Strangely, I'm one of several women I know who started the most promising relationship of her life within months of her egg freeze. Perhaps it's like one of my father's favorite expressions: "Our ships come in on calm seas."
I'm sure if I had been in a little less of a hurry that day of my first appointment I may have seen the "NOT AN ENTRANCE" sign, walked in the "correct" door and not been late. Still I can't regret that 20 minute detour, nor the 10 year one that took me off track from the life I had planned. But I do believe that sometimes when we stop being in such a fear-driven hurry, life is far more likely to get us where we want to be. Right on time.
* Author: C.J
Egg-freezing allows more women to buy time for motherhood
This story was published in the San Jose Mercury News and was written by Martha Ross. She interviewed a PFC patient and PFC's Dr. Philip Chenette for the story. Below is a portion of the original published story.
Through her 20s and early 30s, pediatrician Kristie Manning was so neck-deep in medical school and training that she had no time to focus on having children. Still single, the Pleasanton, Calif., native isn't ready to start a family by herself.

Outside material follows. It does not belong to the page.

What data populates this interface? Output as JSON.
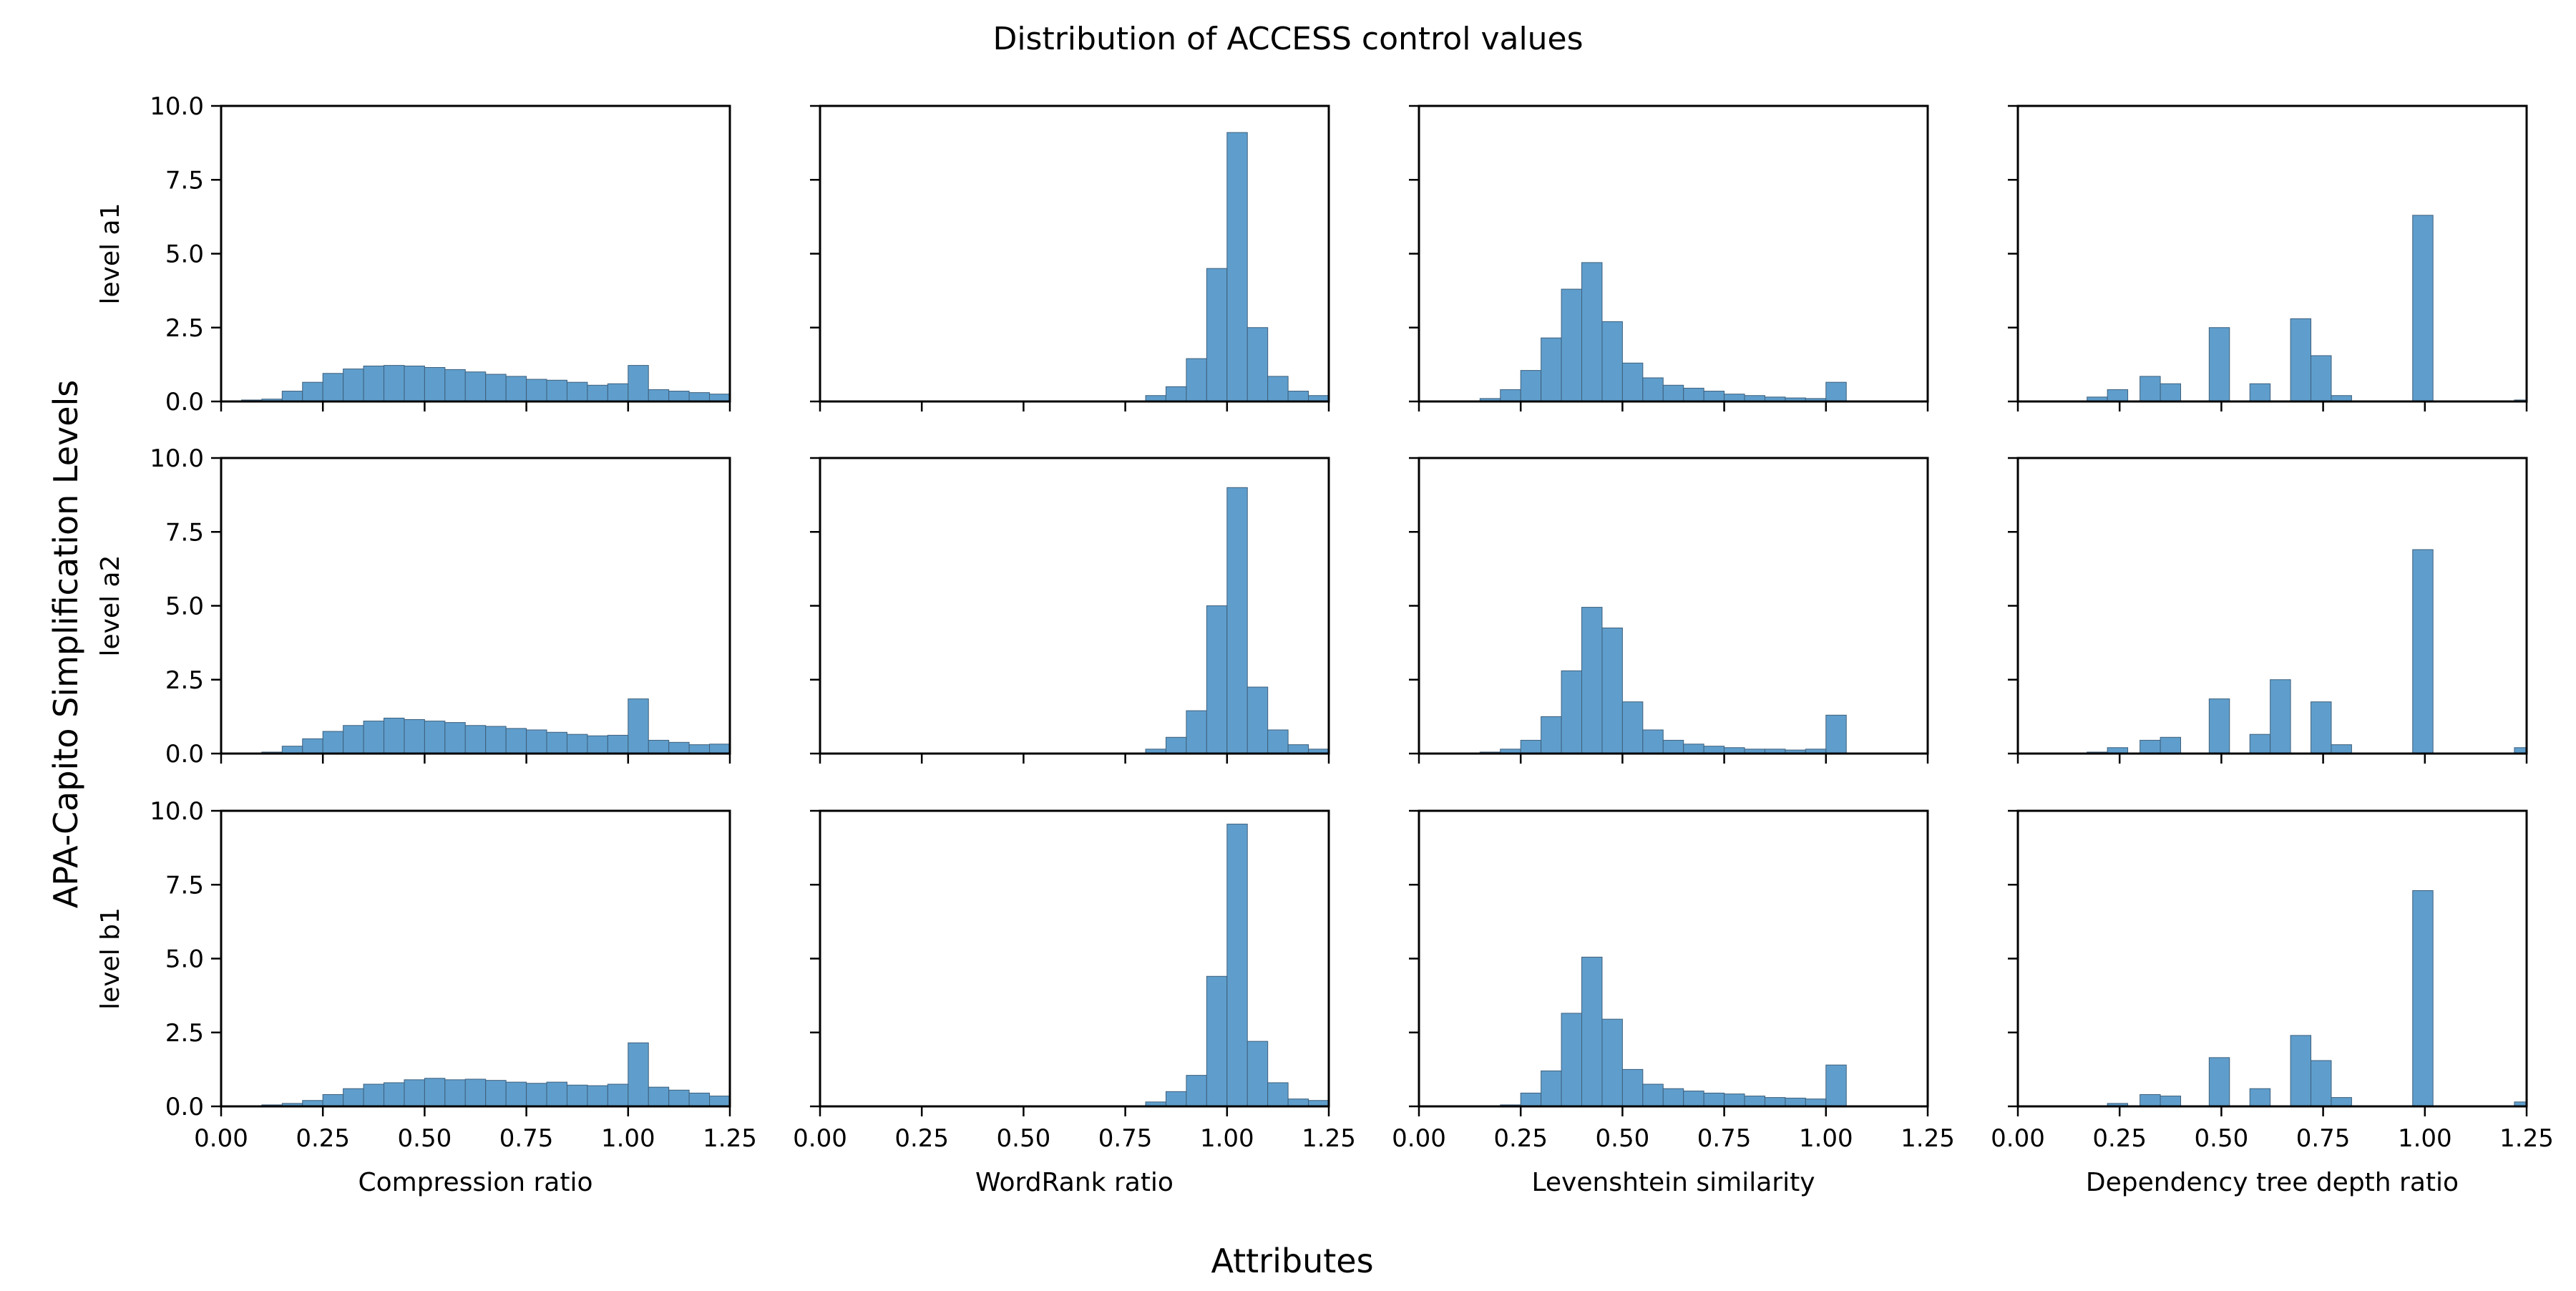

So she bought herself some time. In May, facing the biological threshold of age 35, when a woman's fertility takes a steep dive, she went to the California Pacific Fertility Center in San Francisco and had 14 eggs removed and frozen for future use.
For Manning, those eggs represent an insurance policy of sorts. Even though she's not sure she will ever use them. Even though there's no guarantee any of the eggs will one day provide a baby. Even though she paid dearly for them.
That $12,000, she says, bought peace of mind.
"I don't know what the future holds, but I feel like I can look back years from now and know no matter what happened, that I did what I could," she said. It also means that if she meets a potential partner, there's less pressure to jump into a relationship just to have kids: "I can think more about if he's the right person."
Manning is among a small but growing number of women who have seized on recent advances in "oocyte cryopreservation" to widen the window of time for starting a family.
Over the past decade, clinics that provide reproductive services such as in vitro fertilization have offered egg-freezing to women facing chemotherapy for cancer or other medical issues that could affect their fertility.
In the past few years, however, the technology has improved to the point that it's no longer deemed "experimental," and clinics have begun touting it as an option for women who delay starting families in order to pursue advanced degrees, build their careers or meet a suitable partner.
"Fifty years ago, women would graduate high school or college, go ahead and have kids and be done with childbearing by age 40," said Dr. Phillip Chenette of the Pacific Fertility Center. "Now women's careers are taking off in their 30s, but that's also the time when fertility is declining in a straight line."
About half of all women older than 40 have fertility problems, according to the American Society of Reproductive Medicine, and older eggs carry increased risks of chromosomal abnormalities that can cause miscarriage and birth defects. For this reason, women in this age group have much more success using donor eggs when undergoing in vitro fertilization, the Centers for Disease Control and Prevention reports.
Egg-freezing allows women to preserve their own genetic material for future in vitro fertilization, an option that in some ways gives them more control over their reproductive futures.